No hablamos aquí de cuestiones sectoriales, sino de una lógica de gestión económica que subordina el bienestar colectivo al interés privado, ahora exacerbada con la pandemia. El fin del trabajo asalariado y la sustitución del ser humano por la máquina no se representa en esta ocasión como en la novela Los desposeídos, de Ursula K. Le Guin, donde las máquinas están al servicio de la comunidad y se usan para organizar el trabajo de forma más eficiente. La utopía neoliberal que propugna este progresivo desmantelamiento del trabajo asalariado persigue una economía de altos beneficios con pocos costes. Y es que las máquinas no descansan, no protestan, no se sindican y no hacen huelga; las máquinas son el perfecto “ejército de reserva”, por usar la expresión de Marx, ahora en un entorno planetario que desdibuja los límites de la regulación de los Estados-nación.

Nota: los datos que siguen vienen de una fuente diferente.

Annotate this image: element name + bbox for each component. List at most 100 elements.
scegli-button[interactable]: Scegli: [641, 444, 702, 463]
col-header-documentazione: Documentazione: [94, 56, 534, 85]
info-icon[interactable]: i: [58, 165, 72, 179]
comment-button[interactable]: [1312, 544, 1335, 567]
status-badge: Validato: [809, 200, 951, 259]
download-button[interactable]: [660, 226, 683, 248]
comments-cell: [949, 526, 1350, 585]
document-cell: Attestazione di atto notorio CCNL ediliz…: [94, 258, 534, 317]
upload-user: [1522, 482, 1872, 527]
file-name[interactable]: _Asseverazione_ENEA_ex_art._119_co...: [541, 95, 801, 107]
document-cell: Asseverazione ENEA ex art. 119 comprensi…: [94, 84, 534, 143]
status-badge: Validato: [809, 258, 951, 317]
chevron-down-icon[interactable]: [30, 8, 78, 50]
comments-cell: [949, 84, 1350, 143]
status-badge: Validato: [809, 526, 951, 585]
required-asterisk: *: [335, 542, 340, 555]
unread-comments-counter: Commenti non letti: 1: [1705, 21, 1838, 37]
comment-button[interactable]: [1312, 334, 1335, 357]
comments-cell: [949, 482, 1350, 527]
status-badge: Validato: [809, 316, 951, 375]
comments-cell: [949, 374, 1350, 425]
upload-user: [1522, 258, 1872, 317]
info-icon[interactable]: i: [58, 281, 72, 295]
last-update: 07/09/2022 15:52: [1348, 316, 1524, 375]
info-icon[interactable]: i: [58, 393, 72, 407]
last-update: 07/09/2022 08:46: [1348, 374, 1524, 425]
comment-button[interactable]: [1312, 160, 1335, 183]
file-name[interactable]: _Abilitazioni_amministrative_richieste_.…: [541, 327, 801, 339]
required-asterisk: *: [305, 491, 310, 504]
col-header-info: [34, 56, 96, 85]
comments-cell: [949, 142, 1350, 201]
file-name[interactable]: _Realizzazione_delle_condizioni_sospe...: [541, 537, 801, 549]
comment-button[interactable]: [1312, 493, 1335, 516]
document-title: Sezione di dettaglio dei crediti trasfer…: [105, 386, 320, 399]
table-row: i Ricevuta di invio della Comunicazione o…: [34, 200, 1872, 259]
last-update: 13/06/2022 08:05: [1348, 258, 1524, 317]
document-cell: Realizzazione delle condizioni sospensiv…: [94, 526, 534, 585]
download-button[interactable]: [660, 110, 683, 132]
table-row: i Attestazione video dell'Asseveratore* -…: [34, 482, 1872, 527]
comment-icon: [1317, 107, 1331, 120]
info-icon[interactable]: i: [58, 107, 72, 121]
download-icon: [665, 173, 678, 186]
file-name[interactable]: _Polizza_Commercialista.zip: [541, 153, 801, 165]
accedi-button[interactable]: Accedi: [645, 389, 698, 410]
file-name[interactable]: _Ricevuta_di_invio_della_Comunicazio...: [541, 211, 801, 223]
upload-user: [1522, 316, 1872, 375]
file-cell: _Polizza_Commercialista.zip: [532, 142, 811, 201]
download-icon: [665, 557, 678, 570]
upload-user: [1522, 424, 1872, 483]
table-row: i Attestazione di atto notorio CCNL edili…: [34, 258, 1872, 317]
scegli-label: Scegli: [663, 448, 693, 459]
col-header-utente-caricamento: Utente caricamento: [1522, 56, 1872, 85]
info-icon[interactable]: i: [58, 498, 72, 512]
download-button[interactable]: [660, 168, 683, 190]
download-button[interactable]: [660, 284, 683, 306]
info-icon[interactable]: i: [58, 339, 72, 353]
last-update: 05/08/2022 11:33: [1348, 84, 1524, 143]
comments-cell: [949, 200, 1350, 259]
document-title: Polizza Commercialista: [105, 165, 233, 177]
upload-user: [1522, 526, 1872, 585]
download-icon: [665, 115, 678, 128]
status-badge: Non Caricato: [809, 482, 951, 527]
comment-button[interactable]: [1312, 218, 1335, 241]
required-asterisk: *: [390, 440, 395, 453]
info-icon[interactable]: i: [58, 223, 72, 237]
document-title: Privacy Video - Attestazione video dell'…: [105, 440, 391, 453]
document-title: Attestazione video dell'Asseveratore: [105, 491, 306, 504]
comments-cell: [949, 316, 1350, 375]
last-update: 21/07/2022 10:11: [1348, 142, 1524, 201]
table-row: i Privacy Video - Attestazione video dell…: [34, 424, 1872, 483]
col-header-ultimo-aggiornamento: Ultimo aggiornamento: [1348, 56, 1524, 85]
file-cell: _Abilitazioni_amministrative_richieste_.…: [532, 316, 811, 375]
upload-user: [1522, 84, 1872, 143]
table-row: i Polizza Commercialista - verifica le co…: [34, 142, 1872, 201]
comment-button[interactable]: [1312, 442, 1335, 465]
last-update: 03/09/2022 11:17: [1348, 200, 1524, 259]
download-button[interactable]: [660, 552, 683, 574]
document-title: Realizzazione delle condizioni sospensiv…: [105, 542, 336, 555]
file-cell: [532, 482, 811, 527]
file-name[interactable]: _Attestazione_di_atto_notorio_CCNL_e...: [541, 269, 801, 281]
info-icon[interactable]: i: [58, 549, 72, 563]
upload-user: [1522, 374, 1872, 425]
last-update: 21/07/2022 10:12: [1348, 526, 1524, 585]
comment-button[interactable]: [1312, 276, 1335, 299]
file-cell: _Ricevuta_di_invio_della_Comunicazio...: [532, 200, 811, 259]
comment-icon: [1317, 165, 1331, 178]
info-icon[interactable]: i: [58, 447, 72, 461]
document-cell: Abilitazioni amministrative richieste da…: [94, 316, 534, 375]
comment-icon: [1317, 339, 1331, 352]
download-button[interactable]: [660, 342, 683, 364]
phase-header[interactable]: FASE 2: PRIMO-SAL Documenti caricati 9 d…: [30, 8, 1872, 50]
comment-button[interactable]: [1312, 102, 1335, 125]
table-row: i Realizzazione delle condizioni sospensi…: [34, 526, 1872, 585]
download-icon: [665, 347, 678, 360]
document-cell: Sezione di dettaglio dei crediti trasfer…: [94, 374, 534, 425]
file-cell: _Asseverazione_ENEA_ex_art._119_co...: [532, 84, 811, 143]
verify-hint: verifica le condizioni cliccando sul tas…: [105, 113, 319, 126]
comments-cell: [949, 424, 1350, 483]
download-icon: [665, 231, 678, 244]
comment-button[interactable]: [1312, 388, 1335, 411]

En paralelo, surge y se consolida un discurso de regresión hacia la individualidad, ahora arropada por el coaching y la psicología positiva moderna. Lo hemos visto durante el confinamiento. El capitalismo semiotizado enfatiza constantemente el consumo aislado y el mensaje del “tú puedes”. Obsérvese que, a pesar del espectacular aumento histórico de la productividad, el tiempo liberado no ha tenido un correlato evidente en la reducción de la jornada laboral, ni tampoco ha servido para construir espacios de placer y ocio al margen del empleo. La falta de oportunidades se traduce en un lenguaje de fracaso individual, de falta de ambición personal; por eso, el análisis académico se centra en el “reciclaje” de las habilidades profesionales y el aprendizaje de otras capacidades transversales: uso de aplicaciones informáticas, habilidades comunicativas, gestión de las emociones, etc.
Lentamente, el precariado se alza como nueva clase social mayoritaria en un mundo “acelerado” (Judy Wajcman) en el que los tiempos de vida y de trabajo se confunden entre sí. El aumento de las enfermedades de tipo psicosocial, la previsible generalización del teletrabajo, las dificultades para desconectar de la tecnología o la ausencia de redes colectivas de apoyo no son el producto inexorable del devenir de la historia, sino políticas implementadas desde los centros de poder. Por qué y cómo resistir a ello es una tarea, por tanto, que está por hacer.